In a recent exposé, The Verge has shed light on the often overlooked human labor that powers artificial intelligence (AI) systems. The report focuses on the role of data annotators, the individuals who process and label the raw data used to train AI models.

The story centers around a 30-year-old man from Nairobi, known as Joe, who began his career as an annotator, labeling footage for self-driving cars. His work involved identifying every vehicle, pedestrian, cyclist, and other elements a driver needs to be aware of, frame by frame, from every possible camera angle. This laborious and repetitive task earned him about $10 for eight hours of work.

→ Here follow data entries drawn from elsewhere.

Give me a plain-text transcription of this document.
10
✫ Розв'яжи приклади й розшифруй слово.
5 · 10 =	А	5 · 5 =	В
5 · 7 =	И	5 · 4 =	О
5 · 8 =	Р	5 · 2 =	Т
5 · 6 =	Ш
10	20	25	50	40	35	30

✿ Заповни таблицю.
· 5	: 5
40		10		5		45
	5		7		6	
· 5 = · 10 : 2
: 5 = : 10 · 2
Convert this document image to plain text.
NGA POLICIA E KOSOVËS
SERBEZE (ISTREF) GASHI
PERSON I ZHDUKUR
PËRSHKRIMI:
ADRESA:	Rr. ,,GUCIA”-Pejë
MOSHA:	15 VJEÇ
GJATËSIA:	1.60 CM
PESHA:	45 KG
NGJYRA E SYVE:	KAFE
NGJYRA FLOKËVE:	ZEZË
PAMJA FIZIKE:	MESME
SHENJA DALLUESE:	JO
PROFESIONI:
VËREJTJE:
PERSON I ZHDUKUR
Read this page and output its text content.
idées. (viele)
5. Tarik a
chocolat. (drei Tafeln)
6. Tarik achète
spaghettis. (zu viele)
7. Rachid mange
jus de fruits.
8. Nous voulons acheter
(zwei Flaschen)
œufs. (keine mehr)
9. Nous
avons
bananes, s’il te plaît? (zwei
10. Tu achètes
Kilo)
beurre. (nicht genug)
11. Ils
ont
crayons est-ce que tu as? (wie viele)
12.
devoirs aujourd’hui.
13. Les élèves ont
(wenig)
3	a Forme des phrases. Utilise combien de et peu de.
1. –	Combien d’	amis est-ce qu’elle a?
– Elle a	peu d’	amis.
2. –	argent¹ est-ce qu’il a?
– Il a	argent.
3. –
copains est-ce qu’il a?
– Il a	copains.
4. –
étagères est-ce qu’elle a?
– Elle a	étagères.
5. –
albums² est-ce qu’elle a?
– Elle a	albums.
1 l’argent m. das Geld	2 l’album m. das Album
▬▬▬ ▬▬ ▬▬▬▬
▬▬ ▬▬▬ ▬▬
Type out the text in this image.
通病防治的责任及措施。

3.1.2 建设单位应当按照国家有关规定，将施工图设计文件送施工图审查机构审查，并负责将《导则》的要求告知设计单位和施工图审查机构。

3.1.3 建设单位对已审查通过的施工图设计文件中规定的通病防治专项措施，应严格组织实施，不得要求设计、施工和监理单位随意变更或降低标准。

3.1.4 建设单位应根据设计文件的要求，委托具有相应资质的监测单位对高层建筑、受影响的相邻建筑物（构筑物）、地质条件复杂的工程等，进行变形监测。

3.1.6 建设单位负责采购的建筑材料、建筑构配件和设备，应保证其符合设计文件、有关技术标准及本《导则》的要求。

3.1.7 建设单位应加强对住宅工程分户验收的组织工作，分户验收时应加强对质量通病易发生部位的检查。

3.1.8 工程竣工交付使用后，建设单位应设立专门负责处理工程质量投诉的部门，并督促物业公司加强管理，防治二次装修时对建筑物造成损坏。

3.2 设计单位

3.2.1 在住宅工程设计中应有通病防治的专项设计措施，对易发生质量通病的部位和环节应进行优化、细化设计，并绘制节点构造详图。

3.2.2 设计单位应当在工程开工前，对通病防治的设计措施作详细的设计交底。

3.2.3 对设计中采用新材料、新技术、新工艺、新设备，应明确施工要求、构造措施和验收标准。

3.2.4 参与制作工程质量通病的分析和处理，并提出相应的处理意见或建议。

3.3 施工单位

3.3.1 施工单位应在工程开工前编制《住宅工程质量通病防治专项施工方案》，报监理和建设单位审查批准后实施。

Joe’s career took a turn in 2019 when he was offered the opportunity to run an annotation boot camp for a new company called Remotasks. This company is a subsidiary of Scale AI, a multibillion-dollar Silicon Valley data vendor. However, most of the annotators, including Joe, were unaware of this connection until recently.

The report highlights the tedious, repetitive, and often underpaid work of annotators, who are a crucial part of the AI development process. It also discusses the secrecy surrounding the work, as annotators often don’t know what they are training AI to do.

The Verge’s investigation concludes by discussing the future of AI and the potential for AI to change the nature of work. It suggests that AI may not replace jobs but change how work is organized, leading to a future where work might become more alien, more isolating, and more tedious.